Growth of distributed renewable generation poses challenges for bulk electricity market
Energize Weekly, March 29,2017
The growth in renewable energy resources—particularly ones distributed across the grid—provide both an opportunity and a management challenge for the wholesale bulk-power market, according to a report from the ISO/RTO Council or IRC.
The report by IRC’s Emerging Technologies Task Force identifies three key areas that operators of these regional power systems must deal with: integrating renewable resources, enhancing data management and controlling an increasingly distributed system.
The IRC is composed of nine independent system operators (ISO) and regional transmission organizations (RTO) in North America, which run wholesale markets serving two-thirds of electricity consumers in the United States and more than half in Canada.
“IRC member organizations have devoted an extensive effort to capitalize on emergent technologies to integrate renewable energy resources like wind and solar over the past several years,” the report notes.
The role of the wholesale markets is seen as key to enabling increased renewable generation. Regional grids can balance the intermittency of some sources—if the sun isn’t shining or the wind blowing in one place, it will be sunny or windy someplace else—and they can absorb and move excess renewable electricity.
This last function lets utilities avoid curtailment where wind turbines or solar plants are taken offline at their peak periods because there is no place to send the electricity. Curtailment ends up making renewable resources more expensive.
The IRC report notes that while the U.S. Department of Energy’s SunShot initiative aimed at reducing the cost of photovoltaic electricity to 6 cents a kilowatt-hour is about 70 percent of the way to its goal, solar curtailment could push it up back up to 11 cents a kilowatt-hour in some cases.
The size of large regional markets makes it possible to absorb larger quantities of renewable energy. This past Saturday around midday, for example, the California ISO (CAISO) was serving 57 percent of its demand with renewable resources, primarily solar.
More than 80 percent of all wind capacity and 81 percent of all solar capacity is situated in the CAISO and the other regions served by IRC members, according to the report.
While breakthroughs are being made technologies, including renewable generation, gird-scale energy storage and microgrids, the IRC task force questions whether there is “enough activity happening cohesively to integrate all these disparate components into an overall electricity system?”
To help answer that question, the task force supports policies looking to accommodate large-scale amounts of renewables, remaining agnostic on the technologies used, and avoiding “early technological lock-in.”
“Several IRC member organizations are already piloting various “outlier” technologies that may someday overtake present day mechanisms if their effectiveness can be proven,” the report says.
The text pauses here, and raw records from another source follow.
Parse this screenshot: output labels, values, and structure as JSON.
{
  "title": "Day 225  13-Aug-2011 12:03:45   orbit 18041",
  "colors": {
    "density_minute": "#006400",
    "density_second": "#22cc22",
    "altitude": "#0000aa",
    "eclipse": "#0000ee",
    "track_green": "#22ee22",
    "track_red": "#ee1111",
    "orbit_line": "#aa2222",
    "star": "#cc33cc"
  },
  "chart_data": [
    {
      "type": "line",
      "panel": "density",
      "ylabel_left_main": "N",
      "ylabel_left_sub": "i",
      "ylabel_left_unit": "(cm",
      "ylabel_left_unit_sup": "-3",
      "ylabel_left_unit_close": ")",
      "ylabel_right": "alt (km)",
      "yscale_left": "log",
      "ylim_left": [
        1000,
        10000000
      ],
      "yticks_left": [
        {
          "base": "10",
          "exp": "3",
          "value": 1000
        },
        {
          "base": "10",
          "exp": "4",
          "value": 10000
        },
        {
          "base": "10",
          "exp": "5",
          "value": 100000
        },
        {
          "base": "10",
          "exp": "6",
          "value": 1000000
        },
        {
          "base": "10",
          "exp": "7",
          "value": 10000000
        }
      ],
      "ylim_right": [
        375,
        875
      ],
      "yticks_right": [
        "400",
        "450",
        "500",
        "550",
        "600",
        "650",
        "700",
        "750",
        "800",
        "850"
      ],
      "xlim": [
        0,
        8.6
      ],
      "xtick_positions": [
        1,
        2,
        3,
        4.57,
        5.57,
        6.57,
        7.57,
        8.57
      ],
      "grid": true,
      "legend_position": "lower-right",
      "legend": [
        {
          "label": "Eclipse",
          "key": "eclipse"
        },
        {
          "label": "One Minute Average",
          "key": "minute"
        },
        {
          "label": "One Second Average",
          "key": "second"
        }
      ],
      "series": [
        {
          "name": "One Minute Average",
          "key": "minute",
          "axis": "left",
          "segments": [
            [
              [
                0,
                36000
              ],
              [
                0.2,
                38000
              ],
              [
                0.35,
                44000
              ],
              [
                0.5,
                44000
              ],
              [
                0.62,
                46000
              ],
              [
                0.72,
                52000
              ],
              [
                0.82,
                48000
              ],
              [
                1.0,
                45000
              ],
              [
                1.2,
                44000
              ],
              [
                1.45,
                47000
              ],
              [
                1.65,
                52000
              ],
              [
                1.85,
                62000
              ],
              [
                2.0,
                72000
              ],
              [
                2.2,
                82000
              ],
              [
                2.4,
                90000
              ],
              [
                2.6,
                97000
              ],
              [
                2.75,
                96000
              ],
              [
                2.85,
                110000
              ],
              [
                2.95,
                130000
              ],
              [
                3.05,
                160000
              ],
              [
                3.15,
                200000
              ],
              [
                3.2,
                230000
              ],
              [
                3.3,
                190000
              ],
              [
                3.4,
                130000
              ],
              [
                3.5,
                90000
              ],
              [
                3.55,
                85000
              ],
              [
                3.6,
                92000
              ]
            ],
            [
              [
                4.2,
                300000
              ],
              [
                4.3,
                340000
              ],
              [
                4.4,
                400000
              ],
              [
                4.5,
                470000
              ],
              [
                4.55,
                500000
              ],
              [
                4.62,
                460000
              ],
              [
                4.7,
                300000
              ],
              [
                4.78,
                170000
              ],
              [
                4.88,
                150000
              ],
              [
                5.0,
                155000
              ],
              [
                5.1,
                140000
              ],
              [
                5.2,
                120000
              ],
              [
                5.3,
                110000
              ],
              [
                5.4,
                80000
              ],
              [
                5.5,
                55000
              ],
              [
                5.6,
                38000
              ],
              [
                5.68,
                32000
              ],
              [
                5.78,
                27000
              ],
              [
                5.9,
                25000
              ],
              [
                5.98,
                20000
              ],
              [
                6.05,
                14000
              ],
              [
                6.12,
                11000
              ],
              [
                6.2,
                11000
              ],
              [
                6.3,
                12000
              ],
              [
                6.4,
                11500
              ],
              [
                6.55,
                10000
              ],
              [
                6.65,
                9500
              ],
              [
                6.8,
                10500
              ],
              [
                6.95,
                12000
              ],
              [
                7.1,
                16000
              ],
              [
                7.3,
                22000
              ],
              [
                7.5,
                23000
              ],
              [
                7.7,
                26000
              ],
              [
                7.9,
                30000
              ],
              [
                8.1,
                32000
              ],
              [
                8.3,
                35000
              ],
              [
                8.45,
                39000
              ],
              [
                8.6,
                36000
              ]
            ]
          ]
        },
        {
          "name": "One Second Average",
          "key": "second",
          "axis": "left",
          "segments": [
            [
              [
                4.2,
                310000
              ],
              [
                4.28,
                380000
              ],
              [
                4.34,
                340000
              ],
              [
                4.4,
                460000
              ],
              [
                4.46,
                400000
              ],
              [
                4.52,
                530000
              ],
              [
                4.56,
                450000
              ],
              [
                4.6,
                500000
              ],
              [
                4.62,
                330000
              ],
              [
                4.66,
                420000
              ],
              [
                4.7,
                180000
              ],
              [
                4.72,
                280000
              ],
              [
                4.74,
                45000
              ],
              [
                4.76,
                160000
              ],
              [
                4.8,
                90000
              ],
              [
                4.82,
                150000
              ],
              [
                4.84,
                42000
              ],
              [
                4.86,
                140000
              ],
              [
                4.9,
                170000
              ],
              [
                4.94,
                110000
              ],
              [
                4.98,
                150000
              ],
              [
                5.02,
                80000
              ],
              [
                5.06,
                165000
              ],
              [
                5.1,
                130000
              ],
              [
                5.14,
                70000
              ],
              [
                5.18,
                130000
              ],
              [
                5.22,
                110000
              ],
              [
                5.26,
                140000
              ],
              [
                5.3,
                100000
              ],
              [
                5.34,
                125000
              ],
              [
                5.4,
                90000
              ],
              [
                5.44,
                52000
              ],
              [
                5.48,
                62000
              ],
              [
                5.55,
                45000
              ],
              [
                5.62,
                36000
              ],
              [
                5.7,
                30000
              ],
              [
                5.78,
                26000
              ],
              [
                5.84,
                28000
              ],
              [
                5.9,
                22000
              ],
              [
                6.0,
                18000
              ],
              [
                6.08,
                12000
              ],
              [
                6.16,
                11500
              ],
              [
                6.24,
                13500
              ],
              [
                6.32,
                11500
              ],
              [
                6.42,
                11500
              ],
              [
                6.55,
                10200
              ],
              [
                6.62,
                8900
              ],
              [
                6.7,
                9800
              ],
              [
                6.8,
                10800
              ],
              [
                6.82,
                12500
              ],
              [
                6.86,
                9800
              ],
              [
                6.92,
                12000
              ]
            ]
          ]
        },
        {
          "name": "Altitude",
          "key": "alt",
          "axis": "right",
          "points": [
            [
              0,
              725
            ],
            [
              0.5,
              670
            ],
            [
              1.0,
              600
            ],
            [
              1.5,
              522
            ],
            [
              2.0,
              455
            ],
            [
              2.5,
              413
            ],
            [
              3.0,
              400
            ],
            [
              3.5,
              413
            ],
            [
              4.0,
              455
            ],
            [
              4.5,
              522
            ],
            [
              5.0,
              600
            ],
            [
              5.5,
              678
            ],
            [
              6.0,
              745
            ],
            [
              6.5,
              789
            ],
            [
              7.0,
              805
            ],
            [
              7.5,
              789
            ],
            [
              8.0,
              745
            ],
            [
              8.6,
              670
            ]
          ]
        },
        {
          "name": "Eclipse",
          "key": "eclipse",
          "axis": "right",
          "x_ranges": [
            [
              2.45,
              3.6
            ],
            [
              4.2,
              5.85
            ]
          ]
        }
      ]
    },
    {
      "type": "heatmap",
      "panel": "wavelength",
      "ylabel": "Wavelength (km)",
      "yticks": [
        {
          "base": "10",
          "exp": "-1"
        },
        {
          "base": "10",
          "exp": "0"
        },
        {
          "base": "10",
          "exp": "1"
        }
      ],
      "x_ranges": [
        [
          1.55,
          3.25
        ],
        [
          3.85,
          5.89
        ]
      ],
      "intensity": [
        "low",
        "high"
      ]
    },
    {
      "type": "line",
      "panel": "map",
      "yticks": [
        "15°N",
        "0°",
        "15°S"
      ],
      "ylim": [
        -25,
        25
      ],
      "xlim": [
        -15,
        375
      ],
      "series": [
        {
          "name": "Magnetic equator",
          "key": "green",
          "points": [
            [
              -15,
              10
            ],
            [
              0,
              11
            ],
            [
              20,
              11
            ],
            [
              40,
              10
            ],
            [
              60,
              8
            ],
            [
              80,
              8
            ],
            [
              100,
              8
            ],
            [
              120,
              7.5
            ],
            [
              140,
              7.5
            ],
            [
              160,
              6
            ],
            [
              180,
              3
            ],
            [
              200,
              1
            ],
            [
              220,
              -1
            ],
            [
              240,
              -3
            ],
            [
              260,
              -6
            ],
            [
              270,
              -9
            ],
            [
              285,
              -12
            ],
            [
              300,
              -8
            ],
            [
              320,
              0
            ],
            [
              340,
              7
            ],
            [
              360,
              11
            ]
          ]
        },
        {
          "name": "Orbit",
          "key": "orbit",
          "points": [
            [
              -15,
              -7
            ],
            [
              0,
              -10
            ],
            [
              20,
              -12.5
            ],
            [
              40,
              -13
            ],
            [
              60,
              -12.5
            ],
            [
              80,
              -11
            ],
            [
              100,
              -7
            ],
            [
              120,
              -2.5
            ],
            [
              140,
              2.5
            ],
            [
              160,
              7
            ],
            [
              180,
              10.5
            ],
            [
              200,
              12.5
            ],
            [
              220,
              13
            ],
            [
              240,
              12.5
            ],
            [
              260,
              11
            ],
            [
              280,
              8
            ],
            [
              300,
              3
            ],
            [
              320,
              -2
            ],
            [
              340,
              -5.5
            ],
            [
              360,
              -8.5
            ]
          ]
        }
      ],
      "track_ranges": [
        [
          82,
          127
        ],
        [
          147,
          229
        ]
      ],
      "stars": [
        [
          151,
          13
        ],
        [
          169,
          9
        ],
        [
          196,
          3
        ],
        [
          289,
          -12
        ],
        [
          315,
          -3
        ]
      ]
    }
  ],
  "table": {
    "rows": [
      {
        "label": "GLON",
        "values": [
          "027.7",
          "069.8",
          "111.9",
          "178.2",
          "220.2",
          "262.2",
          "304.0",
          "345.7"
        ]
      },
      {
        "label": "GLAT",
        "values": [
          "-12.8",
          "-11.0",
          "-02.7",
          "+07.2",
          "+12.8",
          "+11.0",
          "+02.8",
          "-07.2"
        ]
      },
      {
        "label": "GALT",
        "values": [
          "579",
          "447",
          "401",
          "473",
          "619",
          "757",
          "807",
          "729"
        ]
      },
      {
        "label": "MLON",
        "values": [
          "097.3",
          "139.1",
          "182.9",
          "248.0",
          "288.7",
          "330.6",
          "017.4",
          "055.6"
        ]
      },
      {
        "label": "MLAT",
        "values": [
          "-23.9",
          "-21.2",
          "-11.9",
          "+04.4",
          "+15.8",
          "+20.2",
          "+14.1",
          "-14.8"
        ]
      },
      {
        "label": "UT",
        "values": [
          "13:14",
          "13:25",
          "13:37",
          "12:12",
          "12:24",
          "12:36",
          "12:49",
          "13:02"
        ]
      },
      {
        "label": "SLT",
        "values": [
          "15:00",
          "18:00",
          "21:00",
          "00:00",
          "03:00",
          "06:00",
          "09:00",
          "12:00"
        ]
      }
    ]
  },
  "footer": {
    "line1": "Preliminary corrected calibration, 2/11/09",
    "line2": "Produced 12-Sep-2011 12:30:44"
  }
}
The task force also calls for discussions to “achieve a continent-wide consensus of the extent to which renewable integration will be achieved through regional or interregional trade.”
An electricity system with more distributed energy resources (DER) becomes less predictable, and requires more data and better management at the ISO/RTO level, the report says. It calls this increased “situational awareness.”
“The situational awareness of IRC members has largely centered on the bulk electricity system,” the report says. “This is changing, however, both in terms of data sources and the intensity of the data itself.”
“The IRC recognizes that the traditional monitoring and forecasting framework established in the 1990s may not accommodate the changing demands of an evolving electricity sector.”
The approach toward data and data management has been evolving since the period of market deregulation in the 1990s when supervisory control and data acquisition (SCADA) systems became widespread.
While SCADA typically provides data at the two-per-second resolution, the addition of phasor measurement unit (PMU) data offers data at a time-synchronized sampling rate of many times per second. While PMU has been deployed by most IRC members, the way it is used in the future could change dramatically, the report says.
Changing distribution sector load is another factor for which the bulk electricity market will have to account. For as more distributed generation sources are added to the distribution system, traditionally a consumer has the potential to be a “net injector” into the bulk electricity system.
“Data is a common theme running through the DER issue,” according to the report.
The ultimate challenge is controlling an increasingly distributed electricity system. “Emerging technologies form part of the solution to providing a system capable of enabling a future with a high penetration of DERs, but often these technologies need policies to enable their full potential,” the report says. “Perhaps the most pressing part of this discussion has been the governance of the interface between the transmission and distribution systems.”
The IRC task force laid out a number of policies and actions it says are needed to assure coordination and stability in the system.
For example, the council says there has to be some type of “coordinating influence” in a high-DER future to ensure reliability.
IRC says it also supports policies to ensure that if variability at the distribution level results in a risk to system reliability, ISO/RTOs have appropriate authority over DERs—or otherwise isolate their impact from the bulk electricity system.
The council said it will also continue to facilitate a continent-wide dialogue on the appropriate means by which mass DERs and the bulk electricity system can mutually benefit each other.
This dialogue should focus on effective transfer of data across the transmission/distribution system interface, the report says, while allowing maximum flexibility for the development of local policies and market mechanisms.